Shortly after getting out of the hospital and getting NO information on the process or protocols of stroke rehabilitation and recovery I started searching on the internet and found that no other survivor received useful information. This is an attempt to cover all stroke rehabilitation information that should be readily available to survivors so they can talk with informed knowledge to their medical staff. It's quite disgusting that this information is not available from every stroke association and doctors group.
My back ground story is here:

Monday, January 13, 2014

Drug treatment may be a stroke breakthrough

Aspirin plus fish oil for a hyperacute treatment.  This was written about almost 2 years ago and if we had anything other than craptastic stroke associations clinical trials would be completed. You'll have to challenge your doctor if you have an ischemic stroke as to what is the downside to providing this treatment. I'm sure Dr. Bazan can be found by your doctor with a minute amount of google research.
Thursday, February 02, 2012

Led by Louisiana State University neurologist Dr. Nicolas Bazan, a team of researchers from several institutions has claimed a potential breakthrough in drug treatment to prevent long-term brain damage in those who suffer certain strokes. Bazan directed a study that, using laboratory rats, administered aspirin and an omega-3 essential fatty acid to yield a new protective molecule that can mitigate damage to cells around the area of an ischemic stroke. Ischemic stroke occurs when an arterial blockage denies oxygenated blood to parts of the brain, as opposed to hemorrhagic stroke, which occurs when a vessel bursts inside the brain.
Louisiana State University neurologist Dr. Nicolas Bazan
The results, Bazan said, portend a “novel approach for pharmaceutical intervention.”
Stroke is the fourth-leading cause of death in the United States and the leading cause of newly acquired disability in adulthood. Bazan presented his findings Thursday at the International Stroke Conference, which concludes Friday at the Ernest N. Morial Convention Center in New Orleans.
The study, which was financed by a National Institutes of Health grant, was designed to analyze benefits of neuroprotective agents — long a focus of Bazan’s career — that can help prevent irreversible damage in the stroke-affected area. There is considerable research interest internationally in neuroprotectors as an additional therapy beyond the more developed, widely used thrombolytic therapy or drugs that break up and dissolve the clot itself.
Bazan’s study relied in part on his previous research on the role of omega-3 essential fatty acids in neuroprotection. In the latest discovery, Bazan said the team discovered that aspirin and the omega-3 acid DHA (docosahexaenoic acid) yield in the brain a neuroprotective molecule. Bazan said the synthesis results from how aspirin, a common anti-inflammatory agent, acts on a certain enzyme protein that he described as “evil and angel” in brain chemistry.
In the study with rats, Bazan’s team chemically generated that new molecule outside of the brain. Then, the animal subjects were anesthetized and induced with a middle cerebral artery blockage for two hours. In humans, the middle cerebral artery is the largest artery in the brain and the most commonly affected by stroke. Because it affects such a large portion of the brain, MCA stroke can affect many physical abilities and cognitive functions.

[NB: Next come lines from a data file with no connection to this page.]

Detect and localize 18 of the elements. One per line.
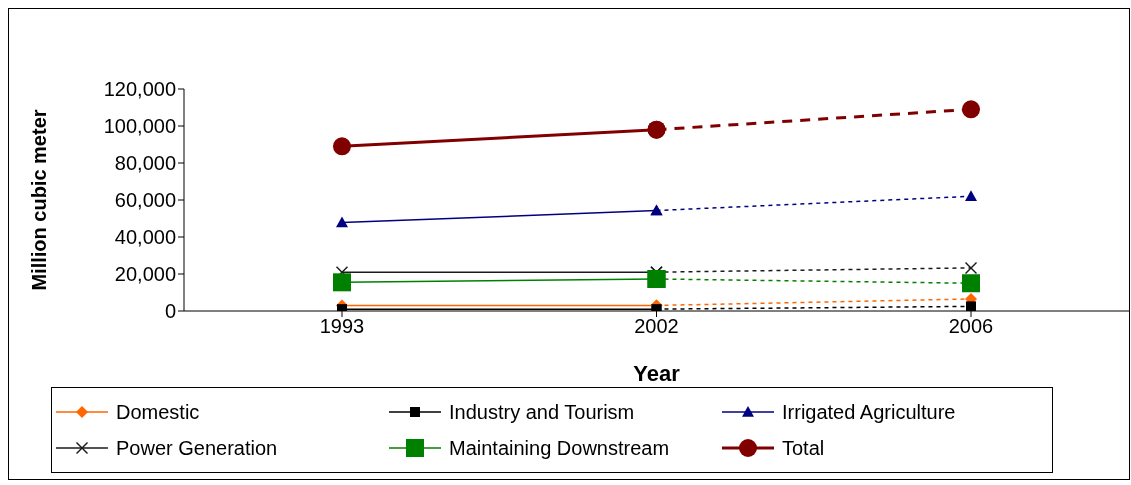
y-tick-label: 100,000 bbox=[103, 115, 176, 138]
y-axis-title: Million cubic meter bbox=[28, 109, 51, 291]
y-tick-label: 0 bbox=[164, 300, 176, 323]
x-tick-label: 2006 bbox=[948, 315, 994, 338]
x-tick-label: 1993 bbox=[319, 315, 365, 338]
y-tick-label: 80,000 bbox=[114, 152, 176, 175]
legend-label: Industry and Tourism bbox=[449, 400, 635, 424]
legend-label: Irrigated Agriculture bbox=[782, 400, 956, 424]
x-axis-title: Year bbox=[633, 361, 681, 386]
legend-label: Total bbox=[782, 436, 825, 460]
y-tick-label: 40,000 bbox=[114, 226, 176, 249]
y-tick-label: 120,000 bbox=[103, 78, 176, 101]
y-tick-label: 20,000 bbox=[114, 263, 176, 286]
legend-label: Domestic bbox=[116, 400, 200, 424]
legend-label: Maintaining Downstream bbox=[449, 436, 670, 460]
legend-label: Power Generation bbox=[116, 436, 278, 460]
y-tick-label: 60,000 bbox=[114, 189, 176, 212]
x-tick-label: 2002 bbox=[634, 315, 679, 338]
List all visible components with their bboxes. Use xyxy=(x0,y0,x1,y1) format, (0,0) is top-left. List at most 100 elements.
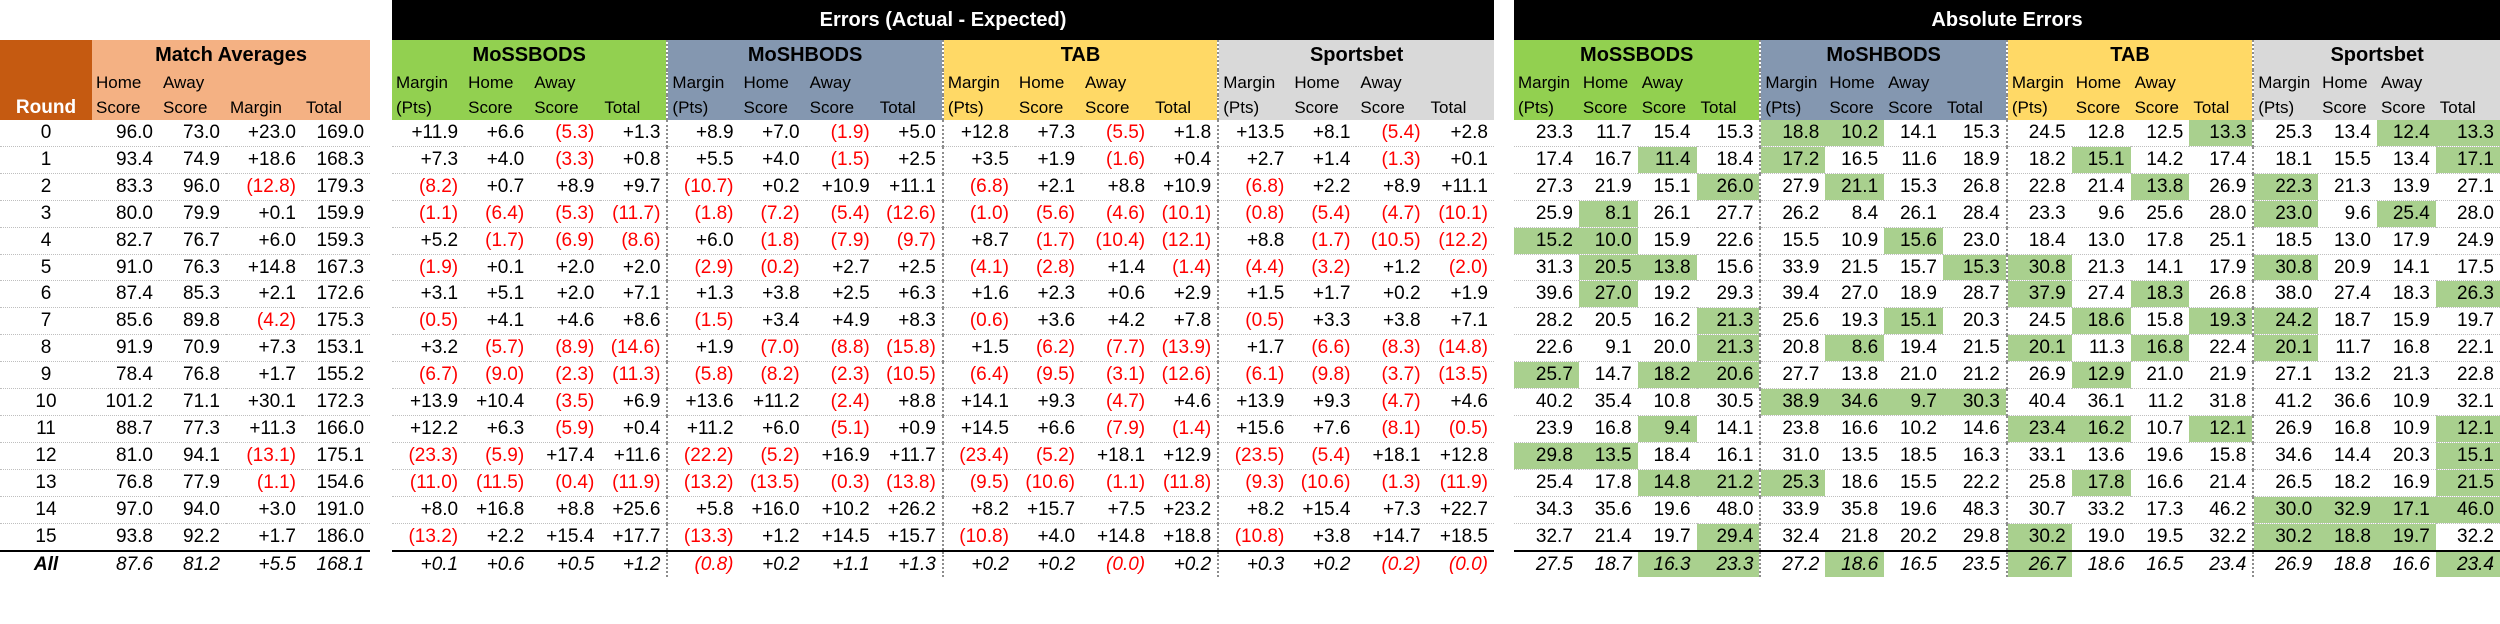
err-value: +18.8 xyxy=(1151,523,1220,552)
abs-value: 25.6 xyxy=(1760,307,1826,336)
err-value: (2.3) xyxy=(805,361,876,390)
err-value: (6.2) xyxy=(1014,334,1082,363)
err-value: +4.0 xyxy=(464,146,531,174)
abs-value: 34.3 xyxy=(1514,496,1579,524)
abs-value: 27.1 xyxy=(2435,173,2500,201)
round-header-label: Round xyxy=(0,95,92,120)
err-value: +14.5 xyxy=(942,415,1015,443)
abs-value: 21.3 xyxy=(2376,361,2436,390)
absolute-errors-table: Absolute Errors MoSSBODS MoSHBODS TAB Sports… xyxy=(1514,0,2500,578)
err-value: +4.0 xyxy=(1014,523,1082,552)
abs-value: 9.7 xyxy=(1884,388,1943,416)
err-value: (13.5) xyxy=(1426,361,1494,390)
avg-col-header: Total xyxy=(302,95,371,120)
abs-value: 21.9 xyxy=(1578,173,1638,201)
avg-value: 87.4 xyxy=(92,280,159,309)
table-row: (8.2) +0.7 +8.9 +9.7 (10.7) +0.2 +10.9 +11.1 (6.… xyxy=(392,173,1494,201)
err-value: +0.1 xyxy=(1426,146,1494,174)
err-value: +0.2 xyxy=(1151,549,1220,578)
abs-value: 18.6 xyxy=(2071,307,2131,336)
err-value: +7.5 xyxy=(1081,496,1152,524)
err-value: +6.3 xyxy=(464,415,531,443)
err-value: +1.3 xyxy=(875,549,944,578)
err-value: (10.8) xyxy=(942,523,1015,552)
round-number: 9 xyxy=(0,361,92,390)
abs-value: 16.9 xyxy=(2376,469,2436,497)
abs-section-title: Absolute Errors xyxy=(1514,0,2500,40)
abs-col-header: (Pts) xyxy=(2253,95,2319,120)
abs-value: 13.8 xyxy=(1637,254,1697,282)
err-value: (6.6) xyxy=(1290,334,1357,363)
err-value: (13.2) xyxy=(667,469,740,497)
avg-value: (12.8) xyxy=(226,173,302,201)
err-value: (5.3) xyxy=(530,200,601,228)
avg-value: 91.0 xyxy=(92,254,159,282)
err-value: +8.0 xyxy=(392,496,465,524)
err-value: (2.8) xyxy=(1014,254,1082,282)
err-col-header: Margin xyxy=(667,70,740,95)
abs-value: 24.9 xyxy=(2435,227,2500,255)
table-row: (11.0) (11.5) (0.4) (11.9) (13.2) (13.5) (0.3)… xyxy=(392,469,1494,497)
table-row: 34.3 35.6 19.6 48.0 33.9 35.8 19.6 48.3 30.7 33.2… xyxy=(1514,496,2500,524)
err-value: (5.9) xyxy=(464,442,531,470)
abs-value: 21.8 xyxy=(1825,523,1885,552)
err-value: +0.2 xyxy=(739,173,806,201)
table-row: +3.2 (5.7) (8.9) (14.6) +1.9 (7.0) (8.8) (15.8)… xyxy=(392,334,1494,363)
err-value: +18.1 xyxy=(1356,442,1427,470)
err-value: (1.8) xyxy=(739,227,806,255)
abs-col-header: Home xyxy=(1825,70,1885,95)
abs-value: 18.5 xyxy=(2253,227,2319,255)
err-value: (1.5) xyxy=(805,146,876,174)
table-row: 3 80.0 79.9 +0.1 159.9 xyxy=(0,200,371,228)
abs-col-header: Score xyxy=(2318,95,2377,120)
abs-value: 19.6 xyxy=(1637,496,1697,524)
err-value: +5.5 xyxy=(667,146,740,174)
abs-value: 17.8 xyxy=(2130,227,2190,255)
err-col-header: Score xyxy=(805,95,876,120)
abs-value: 28.2 xyxy=(1514,307,1579,336)
err-value: (0.4) xyxy=(530,469,601,497)
table-row: 23.9 16.8 9.4 14.1 23.8 16.6 10.2 14.6 23.4 16.2 1… xyxy=(1514,415,2500,443)
err-value: (8.6) xyxy=(600,227,669,255)
abs-value: 13.0 xyxy=(2318,227,2377,255)
err-value: (3.5) xyxy=(530,388,601,416)
table-row: +7.3 +4.0 (3.3) +0.8 +5.5 +4.0 (1.5) +2.5 +3.5 +1… xyxy=(392,146,1494,174)
abs-value: 15.5 xyxy=(1884,469,1943,497)
err-value: +14.1 xyxy=(942,388,1015,416)
abs-value: 12.1 xyxy=(2189,415,2255,443)
abs-value: 25.1 xyxy=(2189,227,2255,255)
abs-value: 18.8 xyxy=(2318,523,2377,552)
err-value: +11.2 xyxy=(667,415,740,443)
err-value: +1.1 xyxy=(805,549,876,578)
abs-value: 18.2 xyxy=(1637,361,1697,390)
abs-value: 24.5 xyxy=(2006,120,2072,147)
err-value: (12.1) xyxy=(1151,227,1220,255)
abs-value: 14.4 xyxy=(2318,442,2377,470)
abs-value: 32.2 xyxy=(2189,523,2255,552)
err-col-header: Total xyxy=(1151,95,1220,120)
abs-value: 15.1 xyxy=(2435,442,2500,470)
err-value: +0.2 xyxy=(739,549,806,578)
avg-value: 167.3 xyxy=(302,254,371,282)
abs-value: 10.8 xyxy=(1637,388,1697,416)
err-value: +6.0 xyxy=(739,415,806,443)
abs-value: 21.4 xyxy=(2189,469,2255,497)
err-value: +2.2 xyxy=(1290,173,1357,201)
err-value: +6.3 xyxy=(875,280,944,309)
abs-col-header: (Pts) xyxy=(1760,95,1826,120)
table-row: 13 76.8 77.9 (1.1) 154.6 xyxy=(0,469,371,497)
err-value: (0.2) xyxy=(739,254,806,282)
err-value: +1.4 xyxy=(1081,254,1152,282)
abs-value: 16.5 xyxy=(2130,549,2190,578)
err-value: (4.7) xyxy=(1356,388,1427,416)
abs-value: 20.0 xyxy=(1637,334,1697,363)
abs-value: 21.2 xyxy=(1696,469,1762,497)
abs-value: 14.1 xyxy=(2376,254,2436,282)
abs-value: 15.9 xyxy=(1637,227,1697,255)
err-col-header: Score xyxy=(1290,95,1357,120)
err-value: (5.8) xyxy=(667,361,740,390)
table-row: (23.3) (5.9) +17.4 +11.6 (22.2) (5.2) +16.9 +11… xyxy=(392,442,1494,470)
err-value: (4.7) xyxy=(1356,200,1427,228)
avg-value: 166.0 xyxy=(302,415,371,443)
abs-value: 9.6 xyxy=(2071,200,2131,228)
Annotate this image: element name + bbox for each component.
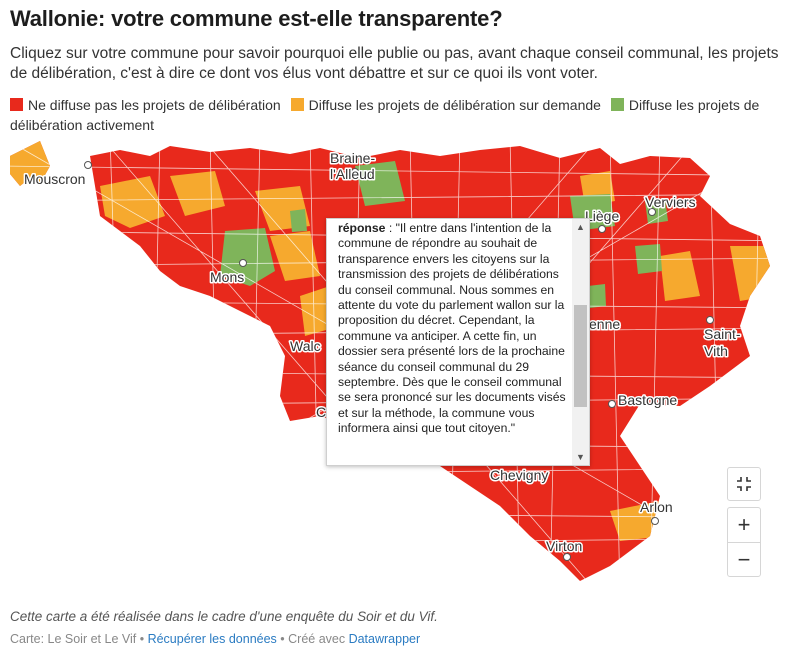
fullscreen-button[interactable] bbox=[727, 467, 761, 501]
city-label-mons: Mons bbox=[210, 269, 244, 285]
legend-item-red: Ne diffuse pas les projets de délibérati… bbox=[10, 97, 281, 113]
tooltip-response-text: : "Il entre dans l'intention de la commu… bbox=[338, 221, 566, 436]
city-label-braine-line2: l'Alleud bbox=[330, 166, 375, 182]
chart-subtitle: Cliquez sur votre commune pour savoir po… bbox=[10, 45, 779, 82]
city-label-verviers: Verviers bbox=[645, 194, 696, 210]
tooltip-content: réponse : "Il entre dans l'intention de … bbox=[338, 221, 570, 437]
tooltip-scrollbar[interactable]: ▲ ▼ bbox=[572, 219, 589, 465]
city-dot bbox=[706, 316, 714, 324]
datawrapper-link[interactable]: Datawrapper bbox=[348, 632, 421, 646]
scroll-up-icon[interactable]: ▲ bbox=[576, 222, 585, 232]
city-dot bbox=[351, 168, 359, 176]
legend-swatch bbox=[290, 98, 304, 111]
chart-title: Wallonie: votre commune est-elle transpa… bbox=[10, 6, 503, 31]
city-label-hidden: C bbox=[316, 404, 326, 420]
legend-swatch bbox=[10, 98, 23, 111]
city-dot bbox=[651, 517, 659, 525]
city-dot bbox=[84, 161, 92, 169]
get-data-link[interactable]: Récupérer les données bbox=[147, 632, 277, 646]
city-dot bbox=[608, 400, 616, 408]
green-communes[interactable] bbox=[220, 161, 668, 308]
tooltip-field-label: réponse bbox=[338, 221, 386, 235]
legend-item-orange: Diffuse les projets de délibération sur … bbox=[290, 97, 601, 113]
zoom-divider bbox=[728, 542, 760, 543]
city-label-saint-vith-line1: Saint- bbox=[704, 326, 741, 342]
city-markers: Mouscron Braine- l'Alleud Liège Verviers… bbox=[23, 149, 742, 561]
source-text: Carte: Le Soir et Le Vif bbox=[10, 632, 137, 646]
city-dot bbox=[563, 553, 571, 561]
zoom-out-button[interactable]: − bbox=[737, 547, 751, 572]
city-label-virton: Virton bbox=[546, 538, 582, 554]
city-label-arlon: Arlon bbox=[640, 499, 673, 515]
scroll-down-icon[interactable]: ▼ bbox=[576, 452, 585, 462]
city-label-liege: Liège bbox=[585, 208, 619, 224]
legend-item-green: Diffuse les projets de délibération acti… bbox=[10, 97, 760, 133]
legend: Ne diffuse pas les projets de délibérati… bbox=[10, 95, 785, 135]
chart-note: Cette carte a été réalisée dans le cadre… bbox=[10, 609, 438, 624]
zoom-controls: + − bbox=[727, 507, 761, 577]
fullscreen-exit-icon bbox=[737, 477, 751, 491]
city-dot bbox=[239, 259, 247, 267]
scrollbar-thumb[interactable] bbox=[574, 305, 587, 407]
city-label-mouscron: Mouscron bbox=[24, 171, 85, 187]
city-label-braine-line1: Braine- bbox=[330, 150, 375, 166]
commune-tooltip[interactable]: réponse : "Il entre dans l'intention de … bbox=[326, 218, 590, 466]
city-label-marche: enne bbox=[589, 316, 620, 332]
city-label-saint-vith-line2: Vith bbox=[704, 343, 728, 359]
zoom-in-button[interactable]: + bbox=[737, 512, 751, 537]
legend-swatch bbox=[610, 98, 624, 111]
city-label-walcourt: Walc bbox=[290, 338, 321, 354]
chart-footer: Carte: Le Soir et Le Vif • Récupérer les… bbox=[10, 632, 421, 646]
city-dot bbox=[598, 225, 606, 233]
city-label-chevigny: Chevigny bbox=[490, 467, 548, 483]
city-label-bastogne: Bastogne bbox=[618, 392, 677, 408]
city-dot bbox=[648, 208, 656, 216]
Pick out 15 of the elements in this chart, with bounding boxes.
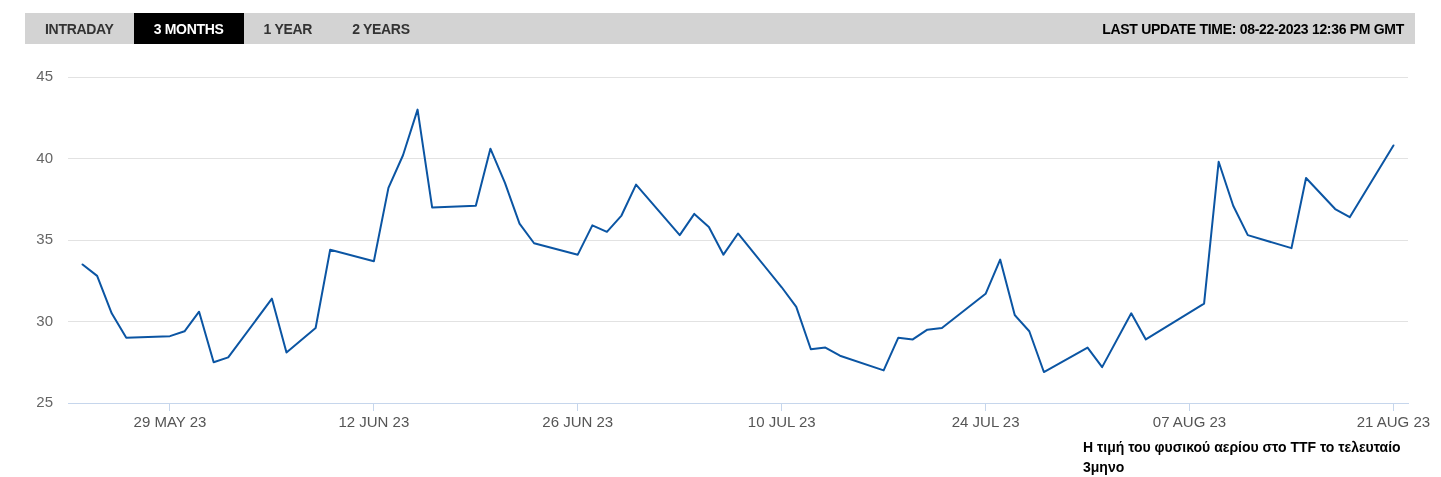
- x-tick-label: 24 JUL 23: [951, 413, 1020, 431]
- y-tick-label: 45: [36, 67, 53, 85]
- y-tick-label: 40: [36, 148, 53, 166]
- selected-tab: 3 MONTHS: [133, 13, 244, 44]
- x-tick-label: 07 AUG 23: [1152, 413, 1227, 431]
- y-tick-label: 25: [36, 393, 53, 411]
- text: Η τιμή του φυσικού αερίου στο TTF το τελευταίο 3μηνο: [1083, 439, 1401, 475]
- toolbar: INTRADAY 3 MONTHS 1 YEAR 2 YEARS LAST UPDATE TIME: 08-22-2023 12:36 PM GMT: [25, 13, 1415, 44]
- x-tick-label: 26 JUN 23: [542, 413, 614, 431]
- x-tick-label: 21 AUG 23: [1356, 413, 1431, 431]
- x-tick-label: 29 MAY 23: [133, 413, 207, 431]
- y-tick-label: 30: [36, 311, 53, 329]
- x-tick-label: 10 JUL 23: [747, 413, 816, 431]
- y-tick-label: 35: [36, 230, 53, 248]
- x-tick-label: 12 JUN 23: [338, 413, 410, 431]
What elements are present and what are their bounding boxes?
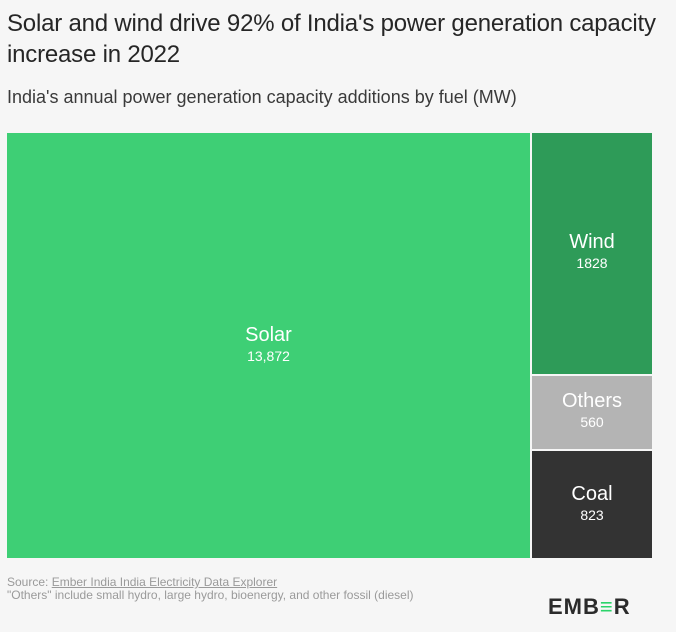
- tile-others: Others 560: [532, 375, 652, 450]
- source-link[interactable]: Ember India India Electricity Data Explo…: [51, 575, 278, 589]
- source-prefix: Source:: [7, 575, 52, 589]
- tile-solar-value: 13,872: [247, 347, 290, 364]
- tile-solar: Solar 13,872: [7, 133, 530, 558]
- tile-wind-value: 1828: [576, 255, 608, 272]
- chart-subtitle: India's annual power generation capacity…: [7, 87, 517, 107]
- tile-coal: Coal 823: [532, 451, 652, 558]
- tile-wind: Wind 1828: [532, 133, 652, 374]
- tile-others-value: 560: [580, 414, 604, 431]
- source-line: Source: Ember India India Electricity Da…: [7, 576, 507, 589]
- tile-solar-label: Solar: [245, 323, 292, 346]
- logo-text-end: R: [613, 594, 631, 619]
- ember-logo: EMB≡R: [548, 594, 631, 620]
- tile-others-label: Others: [561, 390, 623, 413]
- tile-coal-label: Coal: [571, 482, 613, 505]
- logo-accent-e: ≡: [599, 594, 614, 619]
- tile-wind-label: Wind: [569, 231, 615, 254]
- tile-coal-value: 823: [580, 506, 604, 523]
- logo-text-start: EMB: [548, 594, 600, 619]
- chart-title: Solar and wind drive 92% of India's powe…: [7, 10, 656, 68]
- chart-footer: Source: Ember India India Electricity Da…: [7, 576, 507, 602]
- footnote: "Others" include small hydro, large hydr…: [7, 588, 414, 602]
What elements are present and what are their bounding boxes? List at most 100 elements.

The research team treated two groups of rats with the synthetic molecules one hour after the stroke period ended. One group got a sodium salt form of the treatment, the second a methyl-ester form. A third control group received saline.
The rats who received the neuroprotector treatment displayed significantly less damage than the saline group, ranging from 44 percent to 81 percent fewer lesions in various parts of the brain. They also demonstrated lower water volume, a sign of less damage following ischemic stroke. In both measures, the methyl-ether results outpaced sodium salt results.